November 29 marked the 5th anniversary that Godzilla, the walking warning from nature about the harm of nuclear weapons, got a star on the Hollywood Walk of Fame. It was given to the Japanese kaiju eiji as part of his 50th anniversary and the release of his 28th and final movie in the US, Godzilla: Final Wars.
But Godzilla hasn’t just terrorized our movie and TV screens. Godzilla has had his day in print as well. He first appeared in the US in 1977 in the Marvel comic series, Godzilla, King of Monsters. It went for 24 issues, and had Godzilla stomping across the US and all over the Marvel Universe. He went up against Marvel superheroes such as the Fantastic Four, The Avengers, and even got a cameo from Spiderman in the last issue. He also fought the obligatory giant monsters, all original for the series. There are a few differences between the Godzilla in this series and what was seen in the movies of the time. Godzilla didn’t have his signature atomic breath. He just had a regular fire breath attack. And this Godzilla didn’t exhibit the intelligence that the movie Godzilla of the late seventies did. He is depicted as being more animalistic, and is similar to what we see in the reboot of the series in the 1984 Heisei era movies. You can get the whole run of the Marvel Godzilla series in one book in Marvel’s Essential Godzilla.

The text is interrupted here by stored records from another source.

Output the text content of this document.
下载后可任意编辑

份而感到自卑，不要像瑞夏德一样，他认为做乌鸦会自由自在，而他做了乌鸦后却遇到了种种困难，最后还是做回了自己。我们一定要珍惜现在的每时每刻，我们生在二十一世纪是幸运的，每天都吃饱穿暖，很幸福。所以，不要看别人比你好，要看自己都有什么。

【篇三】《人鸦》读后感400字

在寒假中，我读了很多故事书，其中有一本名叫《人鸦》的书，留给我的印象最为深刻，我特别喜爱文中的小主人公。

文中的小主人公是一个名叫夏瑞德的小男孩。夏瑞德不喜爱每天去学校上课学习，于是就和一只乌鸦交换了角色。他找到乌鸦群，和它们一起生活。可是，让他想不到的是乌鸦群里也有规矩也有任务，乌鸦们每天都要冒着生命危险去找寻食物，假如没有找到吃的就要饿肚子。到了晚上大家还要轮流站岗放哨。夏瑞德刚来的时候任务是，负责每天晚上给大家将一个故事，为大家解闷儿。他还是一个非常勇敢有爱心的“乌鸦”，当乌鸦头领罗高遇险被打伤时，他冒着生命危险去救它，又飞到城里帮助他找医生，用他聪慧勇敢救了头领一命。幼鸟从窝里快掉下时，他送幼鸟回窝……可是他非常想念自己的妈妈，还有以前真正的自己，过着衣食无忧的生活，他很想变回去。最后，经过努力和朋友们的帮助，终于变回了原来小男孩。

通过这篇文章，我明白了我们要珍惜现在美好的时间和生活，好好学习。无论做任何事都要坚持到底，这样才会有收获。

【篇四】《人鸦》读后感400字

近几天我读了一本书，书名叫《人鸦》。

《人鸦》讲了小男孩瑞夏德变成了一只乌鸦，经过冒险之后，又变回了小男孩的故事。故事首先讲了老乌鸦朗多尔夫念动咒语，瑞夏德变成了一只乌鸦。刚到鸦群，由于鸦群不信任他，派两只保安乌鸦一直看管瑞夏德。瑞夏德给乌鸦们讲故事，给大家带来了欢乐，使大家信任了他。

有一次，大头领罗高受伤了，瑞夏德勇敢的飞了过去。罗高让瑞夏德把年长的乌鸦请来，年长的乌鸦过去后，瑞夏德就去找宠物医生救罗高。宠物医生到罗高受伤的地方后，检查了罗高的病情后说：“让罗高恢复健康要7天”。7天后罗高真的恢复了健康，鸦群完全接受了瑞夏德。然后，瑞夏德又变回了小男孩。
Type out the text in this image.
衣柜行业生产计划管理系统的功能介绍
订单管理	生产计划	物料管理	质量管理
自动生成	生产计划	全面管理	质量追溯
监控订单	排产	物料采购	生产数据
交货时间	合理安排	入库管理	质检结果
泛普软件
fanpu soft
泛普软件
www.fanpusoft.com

Marvel soon lost the license to Godzilla, and in the 1980′s Dark Horse picked it up. They printed a few comics before licensing and translating the manga for the movie reboot of the series, The Return of Godzilla. It was originally published as the Terror of Godzilla, and reprinted as the trade Godzilla. It’s flipped, as was the practice back then and follows the original movie and not the US version, Godzilla 1985. In the 1990′s, he received his own series called Godzilla: King of Monsters, which lasted 17 issues and several specials. This series again featured new monsters for Godzilla to fight, and a time traveling arc that took him to the 1908 San Francisco Earthquake, the sinking of the Titanic, and even facing the Spanish Armada. Towards the end, the series started to get a little ridiculous, as one of the specials featured Godzilla fighting a giant Charles Barkley, the basketball player. These have been collected as well, into two trades; Godzilla: Past, Present, Future and Godzilla: Age of Monsters. You need to get both to read the whole 17 issue series.
Godzilla is an icon in both the US and Japan, and has a legacy that has stretched through 2 generations. While the series gone off course a few times into the sublime in that 50 years, it still produced some great movies and moments that will never be forgotten. These comics are just an extension of that.